Hardware acceleration is the process of transferring a computing task from your computer’s software to specific hardware components. The goal of this is to improve either speed or performance, usually both, of an application in question. Hardware acceleration performs a complicated task that would otherwise require your CPU and delegates it to hardware components that are master of a particular trade but can do it with ease and can reduce processing time and improve performance.
For example, in video editing/rendering programs Hardware acceleration is used to transfer complex processes such as 3D rendering and complex animation from the central processor to a dedicated graphics processor.
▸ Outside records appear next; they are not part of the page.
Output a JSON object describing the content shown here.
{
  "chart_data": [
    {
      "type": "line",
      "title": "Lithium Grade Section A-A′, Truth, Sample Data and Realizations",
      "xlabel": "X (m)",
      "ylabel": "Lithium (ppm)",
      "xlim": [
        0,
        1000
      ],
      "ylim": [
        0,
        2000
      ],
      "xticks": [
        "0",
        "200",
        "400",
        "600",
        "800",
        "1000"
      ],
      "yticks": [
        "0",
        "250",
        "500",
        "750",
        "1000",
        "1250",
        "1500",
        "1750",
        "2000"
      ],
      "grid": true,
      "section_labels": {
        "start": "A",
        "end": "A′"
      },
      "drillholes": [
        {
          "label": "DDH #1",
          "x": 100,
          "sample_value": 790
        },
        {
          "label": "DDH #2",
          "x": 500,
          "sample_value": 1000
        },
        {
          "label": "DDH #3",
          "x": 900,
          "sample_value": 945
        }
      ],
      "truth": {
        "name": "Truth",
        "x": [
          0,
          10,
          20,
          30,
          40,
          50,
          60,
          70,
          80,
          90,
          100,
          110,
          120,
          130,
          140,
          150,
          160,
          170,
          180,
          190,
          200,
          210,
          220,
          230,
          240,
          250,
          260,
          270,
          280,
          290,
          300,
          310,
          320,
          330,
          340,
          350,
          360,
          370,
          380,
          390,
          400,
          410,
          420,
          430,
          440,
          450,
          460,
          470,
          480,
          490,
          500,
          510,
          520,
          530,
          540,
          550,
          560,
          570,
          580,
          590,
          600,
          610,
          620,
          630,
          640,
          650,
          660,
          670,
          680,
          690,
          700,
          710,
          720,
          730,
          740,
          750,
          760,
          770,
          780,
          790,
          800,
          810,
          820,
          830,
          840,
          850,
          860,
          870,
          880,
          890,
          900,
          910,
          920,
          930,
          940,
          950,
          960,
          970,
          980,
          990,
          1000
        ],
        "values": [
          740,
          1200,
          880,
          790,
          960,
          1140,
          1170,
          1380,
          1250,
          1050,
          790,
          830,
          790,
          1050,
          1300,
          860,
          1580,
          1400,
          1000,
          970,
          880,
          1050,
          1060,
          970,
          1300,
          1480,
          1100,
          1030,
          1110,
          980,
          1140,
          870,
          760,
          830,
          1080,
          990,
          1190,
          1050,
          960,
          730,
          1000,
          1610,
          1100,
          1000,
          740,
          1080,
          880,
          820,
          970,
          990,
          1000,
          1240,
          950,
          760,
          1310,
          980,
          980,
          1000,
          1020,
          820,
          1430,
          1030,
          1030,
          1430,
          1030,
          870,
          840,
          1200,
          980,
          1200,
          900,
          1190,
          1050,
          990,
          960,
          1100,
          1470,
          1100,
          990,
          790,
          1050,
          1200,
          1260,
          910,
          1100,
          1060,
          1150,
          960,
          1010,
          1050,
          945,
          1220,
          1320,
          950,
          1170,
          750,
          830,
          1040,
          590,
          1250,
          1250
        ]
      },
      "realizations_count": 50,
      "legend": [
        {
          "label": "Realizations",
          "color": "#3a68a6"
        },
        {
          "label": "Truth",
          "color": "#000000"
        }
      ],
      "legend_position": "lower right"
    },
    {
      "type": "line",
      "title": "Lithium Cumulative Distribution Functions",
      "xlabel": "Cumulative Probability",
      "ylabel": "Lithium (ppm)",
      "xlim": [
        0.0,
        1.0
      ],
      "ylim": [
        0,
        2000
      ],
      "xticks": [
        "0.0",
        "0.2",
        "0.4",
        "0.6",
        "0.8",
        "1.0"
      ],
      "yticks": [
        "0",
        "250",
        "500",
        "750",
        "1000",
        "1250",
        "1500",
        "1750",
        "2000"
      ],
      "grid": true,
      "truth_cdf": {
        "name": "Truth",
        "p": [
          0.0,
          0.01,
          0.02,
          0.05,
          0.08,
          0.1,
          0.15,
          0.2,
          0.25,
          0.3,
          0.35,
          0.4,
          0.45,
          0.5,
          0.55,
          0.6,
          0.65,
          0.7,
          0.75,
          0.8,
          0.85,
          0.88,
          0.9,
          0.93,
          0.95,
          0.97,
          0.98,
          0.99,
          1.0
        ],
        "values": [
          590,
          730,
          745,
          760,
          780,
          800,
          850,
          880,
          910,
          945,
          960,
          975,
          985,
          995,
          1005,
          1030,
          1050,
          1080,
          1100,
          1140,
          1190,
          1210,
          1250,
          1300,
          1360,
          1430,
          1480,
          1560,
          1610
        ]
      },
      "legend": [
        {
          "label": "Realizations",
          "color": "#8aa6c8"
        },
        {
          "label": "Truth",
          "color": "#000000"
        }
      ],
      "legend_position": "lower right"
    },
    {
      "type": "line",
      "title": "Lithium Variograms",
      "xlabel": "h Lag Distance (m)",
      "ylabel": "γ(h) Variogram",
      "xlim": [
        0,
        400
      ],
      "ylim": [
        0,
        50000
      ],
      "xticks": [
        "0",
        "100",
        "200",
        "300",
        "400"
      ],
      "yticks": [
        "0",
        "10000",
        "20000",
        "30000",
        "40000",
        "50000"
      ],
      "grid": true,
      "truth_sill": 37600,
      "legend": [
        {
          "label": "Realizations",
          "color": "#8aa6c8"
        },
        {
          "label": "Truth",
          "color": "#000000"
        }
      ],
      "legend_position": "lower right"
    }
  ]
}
This lets the GPU to complete these tasks faster and more efficiently than the CPU. Overall program performance is enhanced.
The same principle is used in web browsers, with the majority now using hardware acceleration by default. This results in faster page loading speeds, smoother animations, as well as http://silminds.com/news/ higher frame rates for games. It reduces CPU use on mobile devices, and also saves energy.
There are also negatives. For instance, if it is apparent that your computer has trouble handling the demands of hardware acceleration (often considered to be lag), then you may be able to turn off the acceleration. To do so, open Chrome and type chrome://flags in your address bar. Then move the Override software rendering slider entirely toward None. You might be asked to restart your browser. Daisy is a Senior Editor for EaseUS and has been writing for more than 10 years.